São seis corredores com barracas dos dois lados. Karina teve de pesquisar e pechinchar - sim existe essa palavra em russo. O idioma da negociação varia de acordo com a cara do freguês. Alguns tentam o inglês e o espanhol, mas acabam parando na mímica e no uso da calculadora. Por causa do clima da Copa, do verão e do interesse óbvio na venda, os vendedores são simpáticos.

As camisas das seleções também são sinal de identidade: existem vendedores peruanos (ou torcedores do Peru), alemães e com bandeiras da China e do Vietnã. Outras vendedoras usam vestimentas típicas do interior da Rússia.

Essa tentativa de aproximação com os clientes combina com a arquitetura das barraquinhas.
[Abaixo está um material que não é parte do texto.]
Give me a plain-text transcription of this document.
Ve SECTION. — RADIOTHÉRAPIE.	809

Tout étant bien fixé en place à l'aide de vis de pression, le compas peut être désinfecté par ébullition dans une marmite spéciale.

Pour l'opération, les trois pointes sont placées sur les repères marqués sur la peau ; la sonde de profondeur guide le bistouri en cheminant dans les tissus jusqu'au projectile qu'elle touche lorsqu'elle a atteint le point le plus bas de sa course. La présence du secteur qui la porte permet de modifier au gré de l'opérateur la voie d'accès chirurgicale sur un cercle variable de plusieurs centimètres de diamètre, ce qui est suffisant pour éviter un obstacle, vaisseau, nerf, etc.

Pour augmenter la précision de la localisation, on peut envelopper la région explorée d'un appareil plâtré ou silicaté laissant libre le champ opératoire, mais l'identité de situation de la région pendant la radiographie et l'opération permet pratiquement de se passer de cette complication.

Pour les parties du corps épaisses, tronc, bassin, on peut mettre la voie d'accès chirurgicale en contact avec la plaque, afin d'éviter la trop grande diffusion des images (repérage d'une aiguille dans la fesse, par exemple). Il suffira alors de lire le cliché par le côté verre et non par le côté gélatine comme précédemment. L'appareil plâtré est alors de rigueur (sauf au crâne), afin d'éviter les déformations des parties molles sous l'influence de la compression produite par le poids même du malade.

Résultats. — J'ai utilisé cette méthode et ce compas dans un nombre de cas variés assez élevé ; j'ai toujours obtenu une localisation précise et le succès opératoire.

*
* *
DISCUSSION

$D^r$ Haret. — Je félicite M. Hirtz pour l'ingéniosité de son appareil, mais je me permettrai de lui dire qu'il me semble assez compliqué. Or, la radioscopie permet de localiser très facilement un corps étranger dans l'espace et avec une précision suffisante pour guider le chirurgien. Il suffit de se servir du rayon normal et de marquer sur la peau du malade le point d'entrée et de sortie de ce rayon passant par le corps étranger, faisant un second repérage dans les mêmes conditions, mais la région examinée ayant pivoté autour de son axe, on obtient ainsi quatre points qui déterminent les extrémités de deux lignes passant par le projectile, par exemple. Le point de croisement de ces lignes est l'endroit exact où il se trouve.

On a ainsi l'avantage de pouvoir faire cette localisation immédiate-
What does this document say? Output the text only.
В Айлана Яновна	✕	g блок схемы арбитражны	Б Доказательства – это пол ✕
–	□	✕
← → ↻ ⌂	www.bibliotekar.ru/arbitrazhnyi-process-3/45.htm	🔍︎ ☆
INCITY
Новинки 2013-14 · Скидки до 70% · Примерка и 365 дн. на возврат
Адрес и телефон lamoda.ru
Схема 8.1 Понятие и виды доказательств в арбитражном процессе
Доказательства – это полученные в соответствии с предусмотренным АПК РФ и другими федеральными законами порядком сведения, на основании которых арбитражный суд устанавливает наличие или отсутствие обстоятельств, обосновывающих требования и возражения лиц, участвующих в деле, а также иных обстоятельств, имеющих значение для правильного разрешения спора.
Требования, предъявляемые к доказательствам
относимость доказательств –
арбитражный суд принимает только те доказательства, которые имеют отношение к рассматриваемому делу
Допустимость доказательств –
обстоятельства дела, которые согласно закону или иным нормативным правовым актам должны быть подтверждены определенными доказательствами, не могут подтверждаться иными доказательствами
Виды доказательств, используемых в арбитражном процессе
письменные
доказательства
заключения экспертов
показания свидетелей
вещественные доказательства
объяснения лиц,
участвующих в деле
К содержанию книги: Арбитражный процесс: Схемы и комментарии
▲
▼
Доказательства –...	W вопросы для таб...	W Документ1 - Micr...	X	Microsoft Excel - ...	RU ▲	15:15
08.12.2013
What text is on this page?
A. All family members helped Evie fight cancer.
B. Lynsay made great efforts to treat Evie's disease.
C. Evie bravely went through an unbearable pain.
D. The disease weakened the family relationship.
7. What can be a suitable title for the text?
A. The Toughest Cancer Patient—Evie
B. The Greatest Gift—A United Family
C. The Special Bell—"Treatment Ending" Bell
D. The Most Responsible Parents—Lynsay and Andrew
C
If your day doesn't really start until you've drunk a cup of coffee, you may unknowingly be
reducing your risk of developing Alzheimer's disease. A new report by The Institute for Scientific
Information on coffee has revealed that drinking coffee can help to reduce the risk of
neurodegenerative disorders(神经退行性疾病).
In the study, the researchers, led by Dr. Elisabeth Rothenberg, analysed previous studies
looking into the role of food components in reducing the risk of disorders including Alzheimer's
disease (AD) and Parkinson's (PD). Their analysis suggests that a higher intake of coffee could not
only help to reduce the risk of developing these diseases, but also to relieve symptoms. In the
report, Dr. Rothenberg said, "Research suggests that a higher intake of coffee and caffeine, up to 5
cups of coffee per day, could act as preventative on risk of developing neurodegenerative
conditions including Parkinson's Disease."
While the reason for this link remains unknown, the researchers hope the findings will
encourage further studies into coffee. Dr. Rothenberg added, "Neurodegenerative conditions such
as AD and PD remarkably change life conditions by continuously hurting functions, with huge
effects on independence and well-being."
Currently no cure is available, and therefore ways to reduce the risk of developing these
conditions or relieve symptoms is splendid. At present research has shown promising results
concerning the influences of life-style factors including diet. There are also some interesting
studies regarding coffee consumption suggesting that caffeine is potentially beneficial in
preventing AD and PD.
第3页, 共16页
No mercado, também conhecido como Vernisazh, versão russa da palavra francesa “vernissage”, os tetos da barracas são cúpulas arredondadas, parecidas com aquelas das igrejas ortodoxas. Um charme só.

 

Cada barraca traz uma surpresa e também revela um lado do jeito russo de ser. As memórias da guerra e o apreço pelo passado militarista estão na venda de uniformes de soldados e de capacetes de pilotos de avião. 

Certo saudosismo pela herança soviética é visto ainda nas bandeiras vermelhas da URSS e em uma centena de quinquilharias como máquinas fotográficas analógicas, máquinas de escrever, relógios antigos. Tem também roupas de inverno de todo tipo. Um tapete de pele de urso custa 48 mil rublos (R$ 3 mil). Genuíno, diz o vendedor. 

Um dos itens mais valorizados da feira são ovos de madeira pintados por membros da Igreja Ortodoxa. Eles são feitos para celebrar a Páscoa, uma das datas mais importantes na religião dos russos. São réplicas do ovos Fabergé, obras-primas do período de 1885 a 1917 feitas para os czares da Rússia. Os preços variam de acordo com o tamanho do ovo. Os pequenos saem por R$ 110 reais. 

O vendedor Sergey Riabov, dono da única barraca autorizada a vender os ovos de madeira, está em Ismailovo há 26 anos. “Desde a época da União Soviética”, destaca apontando o dedo para cima. Ele não sabe explicar as razões do fascínio dos turistas pelos ovos. Acredita que é por causa da religiosidade de cada pessoa, um sentimento que não depende da nacionalidade, segundo ele. A gerente de comunicação Vivian Peres levou três por R$ 230 - a conversa começou com R$ 100 cada um.